Die Riester-Rente soll 2027 abgelöst werden. Der Bundesrat begrüßt den Neustart, warnt aber vor zu hohen Kosten. Vor allem Geringverdiener und junge Menschen stehen im Fokus der Reform.
Die Bundesregierung will die private Altersvorsorge neu aufstellen und die Riester-Rente zum 1. Januar 2027 ablösen. Ziel ist ein einfacher, kostengünstiger und renditestarker Neuanfang, der insbesondere Menschen mit niedrigen und mittleren Einkommen einen besseren Zugang zur kapitalgedeckten Vorsorge ermöglichen soll. Der Bundesrat unterstützt diese Stoßrichtung grundsätzlich und meldet zugleich deutliche Bedenken an.
Kritisch sehen die Länder vor allem die im Gesetzentwurf vorgesehene Kostenobergrenze. Eine zulässige durchschnittliche Renditeminderung von bis zu 1,5 Prozent pro Jahr widerspreche dem Anspruch eines besonders transparenten und verbraucherfreundlichen Produkts. Gerade bei langfristiger Vorsorge könnten solche Kosten die Erträge spürbar schmälern und damit das Vertrauen in das neue System belasten.
Zugleich sprechen sich die Länder für eine deutlich breitere Förderung aus. Vorgeschlagen wird, den Kreis der Förderberechtigten über Arbeitnehmer hinaus auf Selbstständige oder sogar alle Personen im erwerbsfähigen Alter zu erweitern. Zudem soll die Höchstgrenze der geförderten Eigenbeiträge von bislang 1.800 Euro auf 3.000 Euro steigen.

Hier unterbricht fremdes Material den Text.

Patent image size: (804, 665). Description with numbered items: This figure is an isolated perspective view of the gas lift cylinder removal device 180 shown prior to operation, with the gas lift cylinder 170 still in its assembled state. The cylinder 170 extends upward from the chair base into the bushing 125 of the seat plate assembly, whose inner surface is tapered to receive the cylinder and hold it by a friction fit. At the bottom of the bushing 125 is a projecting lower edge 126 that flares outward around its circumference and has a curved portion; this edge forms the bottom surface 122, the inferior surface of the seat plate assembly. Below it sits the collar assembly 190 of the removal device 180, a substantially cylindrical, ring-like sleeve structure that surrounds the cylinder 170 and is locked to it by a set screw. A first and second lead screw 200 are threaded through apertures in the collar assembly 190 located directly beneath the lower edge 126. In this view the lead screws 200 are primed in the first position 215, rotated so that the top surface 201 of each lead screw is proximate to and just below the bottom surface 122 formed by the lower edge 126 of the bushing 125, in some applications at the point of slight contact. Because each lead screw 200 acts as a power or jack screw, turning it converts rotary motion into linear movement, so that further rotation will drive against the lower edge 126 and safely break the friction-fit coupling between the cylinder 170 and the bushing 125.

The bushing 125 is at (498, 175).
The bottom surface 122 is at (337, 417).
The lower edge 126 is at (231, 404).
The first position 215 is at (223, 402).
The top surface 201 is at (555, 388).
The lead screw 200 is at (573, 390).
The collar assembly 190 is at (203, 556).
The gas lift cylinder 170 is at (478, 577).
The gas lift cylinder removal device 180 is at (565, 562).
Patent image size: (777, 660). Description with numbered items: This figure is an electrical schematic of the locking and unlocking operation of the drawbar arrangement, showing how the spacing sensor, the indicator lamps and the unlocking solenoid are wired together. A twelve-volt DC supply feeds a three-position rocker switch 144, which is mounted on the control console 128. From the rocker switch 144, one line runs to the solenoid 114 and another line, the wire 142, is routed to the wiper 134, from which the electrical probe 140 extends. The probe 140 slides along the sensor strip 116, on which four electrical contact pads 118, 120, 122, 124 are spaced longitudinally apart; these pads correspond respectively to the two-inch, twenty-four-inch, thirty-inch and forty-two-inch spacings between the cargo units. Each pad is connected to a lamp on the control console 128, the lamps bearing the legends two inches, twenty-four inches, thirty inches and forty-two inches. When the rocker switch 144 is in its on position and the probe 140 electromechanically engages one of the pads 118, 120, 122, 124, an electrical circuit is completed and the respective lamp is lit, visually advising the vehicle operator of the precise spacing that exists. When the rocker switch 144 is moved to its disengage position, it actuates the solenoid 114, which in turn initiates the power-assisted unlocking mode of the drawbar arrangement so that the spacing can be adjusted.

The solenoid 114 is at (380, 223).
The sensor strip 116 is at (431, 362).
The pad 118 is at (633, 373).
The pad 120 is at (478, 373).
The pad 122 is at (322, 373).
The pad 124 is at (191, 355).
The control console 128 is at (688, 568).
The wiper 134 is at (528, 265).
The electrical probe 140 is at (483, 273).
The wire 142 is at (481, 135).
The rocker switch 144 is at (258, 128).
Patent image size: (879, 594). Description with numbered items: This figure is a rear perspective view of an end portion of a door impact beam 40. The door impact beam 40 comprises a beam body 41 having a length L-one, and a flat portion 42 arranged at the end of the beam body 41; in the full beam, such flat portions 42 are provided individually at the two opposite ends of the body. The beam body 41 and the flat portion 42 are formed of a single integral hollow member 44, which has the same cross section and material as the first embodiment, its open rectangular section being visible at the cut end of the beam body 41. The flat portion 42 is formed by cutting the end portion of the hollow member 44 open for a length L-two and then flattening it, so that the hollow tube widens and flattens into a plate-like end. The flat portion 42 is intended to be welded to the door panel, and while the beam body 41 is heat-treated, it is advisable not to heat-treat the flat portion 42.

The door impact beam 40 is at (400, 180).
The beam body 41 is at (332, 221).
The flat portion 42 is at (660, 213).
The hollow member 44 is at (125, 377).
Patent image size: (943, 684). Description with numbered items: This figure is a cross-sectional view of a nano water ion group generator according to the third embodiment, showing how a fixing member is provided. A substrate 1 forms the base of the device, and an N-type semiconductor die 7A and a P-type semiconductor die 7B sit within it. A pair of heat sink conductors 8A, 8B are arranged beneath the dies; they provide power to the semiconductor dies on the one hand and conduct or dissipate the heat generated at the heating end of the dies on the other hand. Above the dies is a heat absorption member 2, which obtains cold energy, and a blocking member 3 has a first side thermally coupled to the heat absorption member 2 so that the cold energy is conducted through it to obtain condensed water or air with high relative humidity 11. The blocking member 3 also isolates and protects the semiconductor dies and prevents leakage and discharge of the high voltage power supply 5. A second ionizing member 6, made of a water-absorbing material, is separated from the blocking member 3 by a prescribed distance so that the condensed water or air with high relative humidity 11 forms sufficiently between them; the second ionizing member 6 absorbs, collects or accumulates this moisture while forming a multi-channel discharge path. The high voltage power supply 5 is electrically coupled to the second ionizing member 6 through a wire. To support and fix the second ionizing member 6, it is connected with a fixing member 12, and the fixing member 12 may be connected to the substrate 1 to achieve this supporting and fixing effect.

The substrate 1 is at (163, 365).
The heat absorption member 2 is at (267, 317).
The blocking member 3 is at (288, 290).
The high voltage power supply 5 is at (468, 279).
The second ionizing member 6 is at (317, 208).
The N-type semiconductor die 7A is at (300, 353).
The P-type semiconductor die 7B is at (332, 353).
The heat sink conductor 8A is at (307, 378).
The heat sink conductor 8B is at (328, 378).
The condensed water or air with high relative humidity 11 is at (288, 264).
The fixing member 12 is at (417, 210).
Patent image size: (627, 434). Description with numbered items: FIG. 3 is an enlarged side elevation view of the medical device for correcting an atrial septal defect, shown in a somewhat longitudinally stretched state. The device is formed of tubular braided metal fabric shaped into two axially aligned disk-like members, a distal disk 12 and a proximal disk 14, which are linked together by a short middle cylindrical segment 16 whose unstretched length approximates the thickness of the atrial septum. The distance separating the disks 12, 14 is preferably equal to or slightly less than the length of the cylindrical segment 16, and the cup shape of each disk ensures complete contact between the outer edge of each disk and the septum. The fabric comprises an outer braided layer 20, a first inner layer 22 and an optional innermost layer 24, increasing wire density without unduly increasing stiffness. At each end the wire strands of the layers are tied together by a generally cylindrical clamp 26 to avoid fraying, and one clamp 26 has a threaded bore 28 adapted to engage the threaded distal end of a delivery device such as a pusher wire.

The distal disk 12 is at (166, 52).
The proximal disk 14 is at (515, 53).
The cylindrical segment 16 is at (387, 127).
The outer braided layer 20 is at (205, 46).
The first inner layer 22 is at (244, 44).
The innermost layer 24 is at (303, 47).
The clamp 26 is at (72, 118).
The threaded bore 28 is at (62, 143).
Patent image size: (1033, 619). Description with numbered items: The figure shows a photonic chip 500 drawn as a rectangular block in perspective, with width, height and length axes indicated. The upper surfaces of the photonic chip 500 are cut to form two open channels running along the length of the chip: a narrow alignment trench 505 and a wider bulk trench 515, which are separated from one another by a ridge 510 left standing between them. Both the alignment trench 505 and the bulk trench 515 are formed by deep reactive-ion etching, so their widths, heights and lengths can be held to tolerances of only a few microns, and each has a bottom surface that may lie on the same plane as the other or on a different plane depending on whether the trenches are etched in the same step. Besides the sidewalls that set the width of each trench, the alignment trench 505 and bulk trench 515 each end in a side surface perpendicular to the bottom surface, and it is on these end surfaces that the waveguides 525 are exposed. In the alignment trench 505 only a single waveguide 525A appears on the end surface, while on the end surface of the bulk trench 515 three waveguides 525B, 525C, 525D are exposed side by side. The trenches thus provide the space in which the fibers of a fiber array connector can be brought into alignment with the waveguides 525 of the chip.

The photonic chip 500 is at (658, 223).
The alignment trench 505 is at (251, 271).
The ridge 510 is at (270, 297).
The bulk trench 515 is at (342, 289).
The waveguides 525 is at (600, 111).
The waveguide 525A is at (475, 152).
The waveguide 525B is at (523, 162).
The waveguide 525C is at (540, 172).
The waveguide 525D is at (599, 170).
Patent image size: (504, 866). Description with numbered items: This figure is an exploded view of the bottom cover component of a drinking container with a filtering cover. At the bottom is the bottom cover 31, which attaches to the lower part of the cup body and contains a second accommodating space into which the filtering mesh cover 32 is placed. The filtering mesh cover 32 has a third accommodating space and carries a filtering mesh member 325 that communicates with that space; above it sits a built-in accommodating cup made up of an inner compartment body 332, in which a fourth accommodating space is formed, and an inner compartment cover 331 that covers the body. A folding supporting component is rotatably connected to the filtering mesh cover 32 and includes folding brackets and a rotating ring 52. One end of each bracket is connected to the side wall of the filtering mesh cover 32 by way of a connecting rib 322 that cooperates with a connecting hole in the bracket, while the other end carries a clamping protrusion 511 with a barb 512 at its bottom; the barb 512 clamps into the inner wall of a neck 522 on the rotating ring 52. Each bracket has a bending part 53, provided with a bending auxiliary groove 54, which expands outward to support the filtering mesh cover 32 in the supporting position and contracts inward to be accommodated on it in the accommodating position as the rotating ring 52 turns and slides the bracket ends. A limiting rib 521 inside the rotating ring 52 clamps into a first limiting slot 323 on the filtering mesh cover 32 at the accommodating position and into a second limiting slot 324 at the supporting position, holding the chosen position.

Ergänzend regen die Länder an, den Zugang zu einem kostengünstigen Altersvorsorgedepot weiter zu vereinfachen. Dies könne etwa über einen einheitlichen Standarddepot-Vertrag geschehen.
Die Bundesregierung verfolgt mit der Reform insbesondere das Ziel, Geringverdiener stärker zu entlasten. Künftig soll die starre Grundzulage von 175 Euro durch eine beitragsabhängige Förderung ersetzt werden. Für Einzahlungen bis zu 1.200 Euro sind Zuschüsse von 30 Cent pro Euro vorgesehen, ab 2029 sogar 35 Cent. Für weitere Einzahlungen bis zu 600 Euro sollen 20 Cent pro Euro gezahlthlten. Der maximal geförderte Eigenbeitrag bleibt damit zunächst bei 1.800 Euro pro Jahr.
Vorgesehen ist zudem eine klare Produktstruktur. Anbieter müssten mindestens ein Standardprodukt offerieren. Dabei solle es sich um ein einfaches Vorsorgedepot mit begrenzten Kosten und klaren Standardeinstellungen handeln. Daneben sollen Produkte ohne Garantievorgaben möglich sein, die höhere Renditechancen bieten, aber auch stärkere Schwankungen zulassen.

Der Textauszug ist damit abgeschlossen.